Spatial and single-cell expression analyses reveal complex expression domains in early wheat spike development

Wheat is important for global food security and understanding the molecular mechanisms driving spike and spikelet development can inform the development of more productive varieties. In this study, we integrated single-molecule fluorescence in situ hybridization (smFISH) and single-cell RNA sequencing (scRNA-seq) to generate an atlas of cell clusters and expression domains during the early stages of wheat spike development. We characterized spatiotemporal expression of 99 genes by smFISH in 48,225 cells at the early transition, late double ridge, and floret primordia stages. These cells were grouped into 21 different expression domains, including four in the basal region of the developing spikelets and three different meristematic regions, which were consistent across spikelets and sections. Using induced mutants, we revealed functional roles associated with the specific expression patterns of LFY in intercalary meristems, SPL14 in inflorescence meristems, and FZP in glume axillae.

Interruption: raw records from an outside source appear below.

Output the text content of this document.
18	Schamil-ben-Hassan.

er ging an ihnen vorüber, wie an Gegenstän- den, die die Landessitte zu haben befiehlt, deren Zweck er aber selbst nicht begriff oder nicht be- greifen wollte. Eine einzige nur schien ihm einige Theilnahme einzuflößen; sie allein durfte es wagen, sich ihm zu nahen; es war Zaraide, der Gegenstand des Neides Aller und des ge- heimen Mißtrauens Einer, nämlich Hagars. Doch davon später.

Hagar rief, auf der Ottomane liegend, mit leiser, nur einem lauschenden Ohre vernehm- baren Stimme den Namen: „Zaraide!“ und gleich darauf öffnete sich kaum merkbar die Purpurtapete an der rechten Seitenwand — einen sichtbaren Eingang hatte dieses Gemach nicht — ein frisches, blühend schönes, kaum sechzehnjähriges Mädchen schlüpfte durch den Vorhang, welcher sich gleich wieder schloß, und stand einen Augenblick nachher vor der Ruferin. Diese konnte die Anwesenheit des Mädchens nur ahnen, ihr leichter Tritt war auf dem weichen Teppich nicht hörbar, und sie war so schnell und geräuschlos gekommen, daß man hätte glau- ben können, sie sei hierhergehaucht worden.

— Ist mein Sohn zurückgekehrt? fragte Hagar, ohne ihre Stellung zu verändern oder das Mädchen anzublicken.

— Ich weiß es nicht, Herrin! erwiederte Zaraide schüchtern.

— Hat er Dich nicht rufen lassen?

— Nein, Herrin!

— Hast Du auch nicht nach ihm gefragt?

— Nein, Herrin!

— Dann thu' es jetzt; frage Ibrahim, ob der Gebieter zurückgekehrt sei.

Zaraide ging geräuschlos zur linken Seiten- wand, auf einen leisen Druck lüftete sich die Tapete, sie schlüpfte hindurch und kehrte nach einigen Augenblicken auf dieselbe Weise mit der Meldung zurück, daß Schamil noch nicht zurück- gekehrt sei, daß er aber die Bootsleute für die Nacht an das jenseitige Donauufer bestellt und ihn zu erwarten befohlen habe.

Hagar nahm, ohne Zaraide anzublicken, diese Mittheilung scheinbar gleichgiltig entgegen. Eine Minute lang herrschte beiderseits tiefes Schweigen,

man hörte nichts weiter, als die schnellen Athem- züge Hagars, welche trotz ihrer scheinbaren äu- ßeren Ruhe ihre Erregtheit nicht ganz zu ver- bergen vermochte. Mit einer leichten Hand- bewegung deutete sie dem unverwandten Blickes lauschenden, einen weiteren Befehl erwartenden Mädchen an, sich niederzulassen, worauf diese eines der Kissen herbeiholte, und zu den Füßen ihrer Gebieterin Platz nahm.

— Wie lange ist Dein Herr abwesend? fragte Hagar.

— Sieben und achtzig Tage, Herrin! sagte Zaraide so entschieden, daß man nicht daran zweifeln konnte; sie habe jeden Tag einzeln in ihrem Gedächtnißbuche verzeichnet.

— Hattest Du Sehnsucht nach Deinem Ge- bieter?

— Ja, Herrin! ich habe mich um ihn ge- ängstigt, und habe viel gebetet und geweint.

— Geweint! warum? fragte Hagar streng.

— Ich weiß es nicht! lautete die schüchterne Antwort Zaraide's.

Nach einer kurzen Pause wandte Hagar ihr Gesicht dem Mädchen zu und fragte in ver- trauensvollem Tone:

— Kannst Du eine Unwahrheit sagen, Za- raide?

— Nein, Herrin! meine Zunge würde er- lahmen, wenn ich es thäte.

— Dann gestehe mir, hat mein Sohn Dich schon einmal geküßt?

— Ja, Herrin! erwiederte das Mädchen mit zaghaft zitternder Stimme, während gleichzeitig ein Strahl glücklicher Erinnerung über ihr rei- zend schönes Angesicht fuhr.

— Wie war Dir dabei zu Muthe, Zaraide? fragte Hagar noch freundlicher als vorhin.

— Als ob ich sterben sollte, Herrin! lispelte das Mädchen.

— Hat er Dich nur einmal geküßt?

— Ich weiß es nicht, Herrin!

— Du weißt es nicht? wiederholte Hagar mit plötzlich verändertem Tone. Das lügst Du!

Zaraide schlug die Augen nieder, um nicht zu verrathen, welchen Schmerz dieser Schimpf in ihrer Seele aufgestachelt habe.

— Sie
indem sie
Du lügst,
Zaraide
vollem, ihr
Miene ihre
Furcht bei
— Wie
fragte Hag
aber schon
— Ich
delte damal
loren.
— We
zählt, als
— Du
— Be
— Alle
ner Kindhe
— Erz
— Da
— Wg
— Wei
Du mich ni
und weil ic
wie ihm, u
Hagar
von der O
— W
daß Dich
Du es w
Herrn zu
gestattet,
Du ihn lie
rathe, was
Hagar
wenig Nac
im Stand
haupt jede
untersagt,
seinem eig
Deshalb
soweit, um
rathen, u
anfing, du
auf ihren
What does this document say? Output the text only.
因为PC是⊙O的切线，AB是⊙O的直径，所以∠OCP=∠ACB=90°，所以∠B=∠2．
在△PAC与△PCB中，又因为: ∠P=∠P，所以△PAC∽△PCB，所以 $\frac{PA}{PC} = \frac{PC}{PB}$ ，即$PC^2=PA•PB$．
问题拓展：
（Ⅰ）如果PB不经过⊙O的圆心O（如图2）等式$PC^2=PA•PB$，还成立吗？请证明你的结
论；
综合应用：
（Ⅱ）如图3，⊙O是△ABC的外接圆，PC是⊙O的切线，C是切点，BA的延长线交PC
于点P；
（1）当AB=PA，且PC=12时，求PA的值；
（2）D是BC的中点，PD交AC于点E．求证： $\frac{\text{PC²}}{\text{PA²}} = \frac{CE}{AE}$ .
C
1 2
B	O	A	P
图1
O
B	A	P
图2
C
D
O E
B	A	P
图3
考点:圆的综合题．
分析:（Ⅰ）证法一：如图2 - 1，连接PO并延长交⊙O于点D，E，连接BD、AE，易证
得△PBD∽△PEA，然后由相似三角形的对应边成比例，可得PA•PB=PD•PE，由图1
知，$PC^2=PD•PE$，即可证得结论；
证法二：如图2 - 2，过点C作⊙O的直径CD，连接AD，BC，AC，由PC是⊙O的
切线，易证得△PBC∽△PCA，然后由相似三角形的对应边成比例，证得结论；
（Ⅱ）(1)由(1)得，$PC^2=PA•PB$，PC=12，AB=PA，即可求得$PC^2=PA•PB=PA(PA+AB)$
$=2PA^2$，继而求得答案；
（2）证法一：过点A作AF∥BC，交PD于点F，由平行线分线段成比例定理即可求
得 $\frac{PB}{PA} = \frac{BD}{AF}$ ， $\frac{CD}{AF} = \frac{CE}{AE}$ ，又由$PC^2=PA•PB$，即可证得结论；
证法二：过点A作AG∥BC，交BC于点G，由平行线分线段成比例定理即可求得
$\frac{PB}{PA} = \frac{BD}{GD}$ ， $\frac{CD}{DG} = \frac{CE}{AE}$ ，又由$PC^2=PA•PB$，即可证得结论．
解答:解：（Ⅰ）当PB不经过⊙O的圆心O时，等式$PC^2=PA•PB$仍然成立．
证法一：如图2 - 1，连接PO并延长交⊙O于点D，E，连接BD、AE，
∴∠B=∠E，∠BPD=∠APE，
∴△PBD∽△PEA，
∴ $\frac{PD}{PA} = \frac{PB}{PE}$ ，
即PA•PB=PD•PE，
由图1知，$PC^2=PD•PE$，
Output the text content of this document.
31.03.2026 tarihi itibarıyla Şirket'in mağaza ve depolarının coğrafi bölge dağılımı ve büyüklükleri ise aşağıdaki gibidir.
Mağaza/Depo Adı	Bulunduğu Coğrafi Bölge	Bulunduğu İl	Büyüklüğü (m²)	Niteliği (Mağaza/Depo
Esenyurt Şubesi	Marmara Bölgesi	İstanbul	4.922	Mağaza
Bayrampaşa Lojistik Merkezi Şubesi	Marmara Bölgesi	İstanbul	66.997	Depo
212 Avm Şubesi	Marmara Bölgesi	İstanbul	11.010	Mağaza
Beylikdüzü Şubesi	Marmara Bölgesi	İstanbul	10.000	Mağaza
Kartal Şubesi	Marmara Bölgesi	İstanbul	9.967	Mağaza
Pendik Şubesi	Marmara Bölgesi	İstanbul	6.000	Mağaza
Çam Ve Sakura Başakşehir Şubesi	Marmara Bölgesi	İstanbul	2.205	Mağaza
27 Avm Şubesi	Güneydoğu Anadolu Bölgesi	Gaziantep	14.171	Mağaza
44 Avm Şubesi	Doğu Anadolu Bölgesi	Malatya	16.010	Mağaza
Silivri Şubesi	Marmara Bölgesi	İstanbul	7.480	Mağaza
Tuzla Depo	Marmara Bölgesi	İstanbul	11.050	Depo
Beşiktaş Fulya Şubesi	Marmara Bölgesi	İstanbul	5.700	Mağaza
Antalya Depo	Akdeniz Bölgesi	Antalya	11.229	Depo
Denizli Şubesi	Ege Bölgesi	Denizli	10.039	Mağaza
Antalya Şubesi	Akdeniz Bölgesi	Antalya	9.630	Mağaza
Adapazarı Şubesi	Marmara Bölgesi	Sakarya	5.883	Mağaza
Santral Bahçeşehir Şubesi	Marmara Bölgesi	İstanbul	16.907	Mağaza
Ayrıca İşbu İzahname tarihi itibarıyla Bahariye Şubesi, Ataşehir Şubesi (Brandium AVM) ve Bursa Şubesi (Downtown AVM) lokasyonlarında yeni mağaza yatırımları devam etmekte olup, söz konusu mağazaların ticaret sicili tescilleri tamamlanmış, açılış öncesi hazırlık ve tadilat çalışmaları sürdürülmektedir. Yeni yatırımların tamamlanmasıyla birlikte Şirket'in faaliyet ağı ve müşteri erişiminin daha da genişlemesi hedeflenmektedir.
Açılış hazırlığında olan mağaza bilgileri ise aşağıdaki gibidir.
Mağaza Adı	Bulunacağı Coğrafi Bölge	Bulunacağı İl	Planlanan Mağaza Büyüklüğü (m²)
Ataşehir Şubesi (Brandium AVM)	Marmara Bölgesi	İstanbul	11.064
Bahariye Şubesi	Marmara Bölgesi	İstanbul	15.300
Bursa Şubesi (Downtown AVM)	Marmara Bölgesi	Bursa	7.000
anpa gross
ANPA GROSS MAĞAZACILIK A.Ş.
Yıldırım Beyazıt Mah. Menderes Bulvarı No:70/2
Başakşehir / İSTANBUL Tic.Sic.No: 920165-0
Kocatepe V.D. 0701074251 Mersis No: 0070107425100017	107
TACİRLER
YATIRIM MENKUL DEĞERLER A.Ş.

Complementary scRNA-seq profiling of 26,009 cells from W2.5 and W3.5 stages identified 23 distinct cell clusters. We used the scRNA-seq information to impute the expression of 74,464 genes into the spatially anchored smFISH-labelled cells and generated a public website to visualize them. We used experimental and imputed expression profiles, together with co-expression studies and correlation matrices, to annotate the scRNA-seq clusters. From co-expression analyses, we uncovered genes associated with boundary genes TCP24 and FZP , as well as the meristematic genes AGL6 and ULT1. The smFISH and scRNA-seq studies provided complementary tools for dissecting gene networks that regulate spike development and identifying new co-expressed genes for functional characterization.